Many individual / independent creators 100% rely on the ability to reach others and people generally respond to the flock of many people liking / sharing a single post of some kind. I don't think it's fair to negate this as being useful.

We with generally much better paying jobs to stress / work life balance ratio within the tech industry have the privilege of not having to worry about such things being taken away and literally taking our paychecks away as well.

4 comments

That's a buggy whip argument; defending an industry that essentially nobody wants because there's economic activity in it somewhere. It can be made about just about anything.

Besides, having a broken labor market is a pretty poor reason for intentionally perpetuating a broken internet

On the topic of votes.

At the time of this writing the comment I’m responding to is grayed out. Presumably due to downvotes from people not agreeing with the sentiment.

I probably don’t agree to it either, but I find the perspective brought into the discussion to be a good contribution.

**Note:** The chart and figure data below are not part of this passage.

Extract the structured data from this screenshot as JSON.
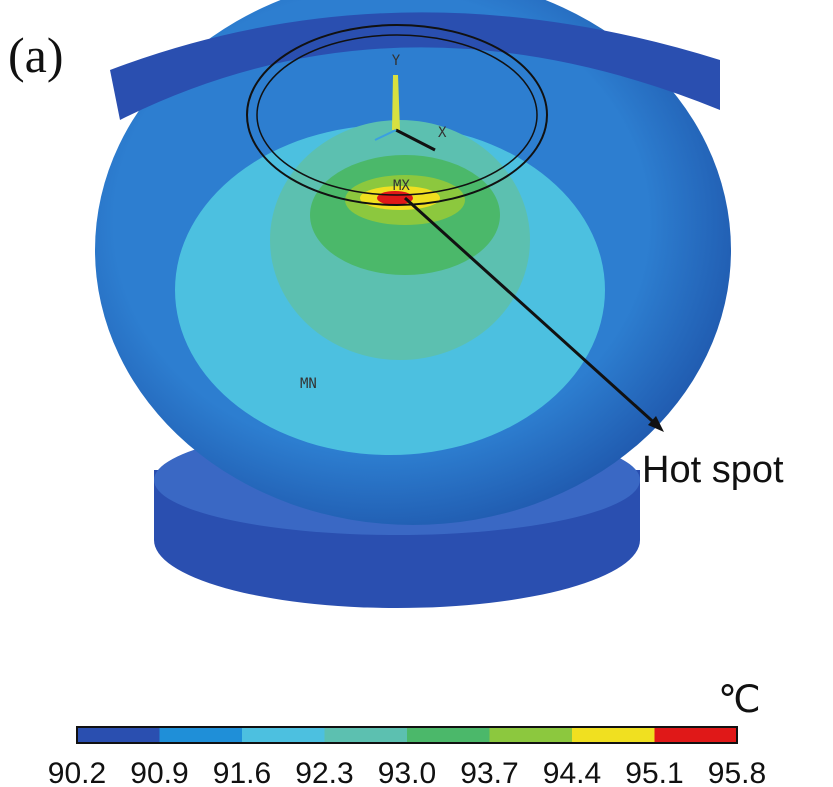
{
  "panel_label": "(a)",
  "model_labels": {
    "y_axis": "Y",
    "x_axis": "X",
    "max": "MX",
    "min": "MN"
  },
  "annotation": "Hot spot",
  "colorbar": {
    "unit": "℃",
    "ticks": [
      "90.2",
      "90.9",
      "91.6",
      "92.3",
      "93.0",
      "93.7",
      "94.4",
      "95.1",
      "95.8"
    ],
    "colors": [
      "#2a4fb0",
      "#1f8fd8",
      "#4cc0e0",
      "#5cc0b0",
      "#4bb86a",
      "#8cc83e",
      "#f0e020",
      "#e01818"
    ]
  }
}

I see this quite often, and actually tend to spend most of my votes “rescuing” comments, that at least shouldn’t be suppressed just for being unpopular.

There is a kind of bias at play where dissenting opinions are held to a much higher standard of quality and thus having a higher chance for being censored.

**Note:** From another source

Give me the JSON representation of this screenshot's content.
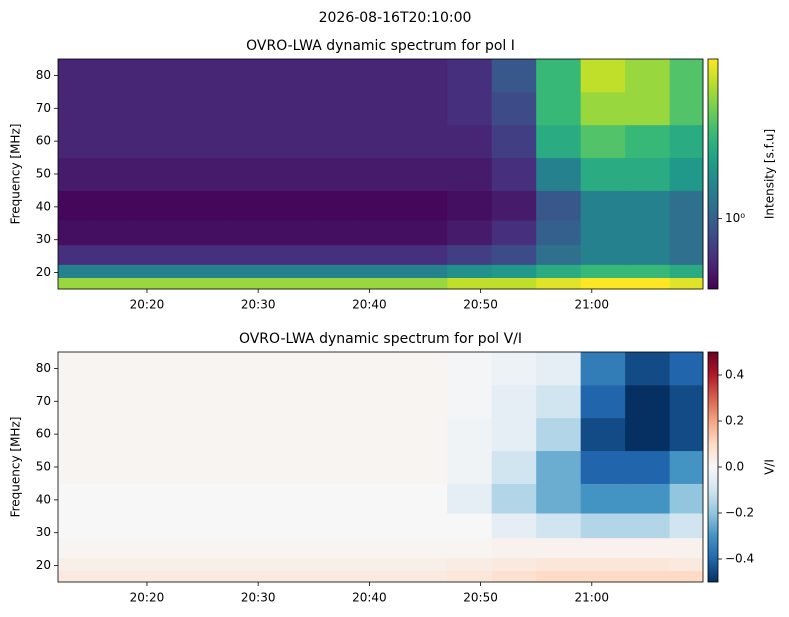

So I’ve been thinking if there should be a separation of quality and sentiment votes. Perhaps it would prevent some accidental censoring.

Writing this it occurs to me that the bias would probably still be there though. So a more qualitative approach perhaps. One could imagine some mechanism by which the poster is allowed to iterate on the comment, based on feedback, before final judgement.

I too would like to see an experiment with two types of votes (agree/disagree and quality/shitpost), but I don't think there's a big problem here. Things balance out in the end. Some people instinctively downvote things they disagree with, other upvote posts for quality regardless of their personal position on the topic; some, like you, rescue comments. Things can be in flux initially, but within couple of hours they stabilize, and the outcome is decent enough. The key thing is not treating karma points and "black/grey" instability personally; it's just the mechanism at work.
Why not require that written replies or justifications be provided for each vote. probably because of the voter's utility of voting is cheap expressions of approval or disapproval, without requiring the effort of engaging the poster or formulating the reasons for voting at all. Hence, I suspect voting discourages engagement. For downvotes it discourages the kind of engagement that derails productive conversations (ie it inhibits flamewars by providing cheaper outlet for negatively valenced emotional responses).
same.
“Many individual / independent creators 100% rely on the ability to reach others and people generally respond to the flock of many people liking / sharing a single post of some kind.“

what if Instagram let you see only your page metrics, but nobody elses?

The problem is, individual/independent creators making honest living off these features have to do it this way because of all the people - advertisers, content marketers - making dishonest living (and quite good a living), creating a people-hostile environment. The system needs very deep changes, but that doesn't mean we can't have the welfare of artists and writers in mind when proposing or implementing those changes.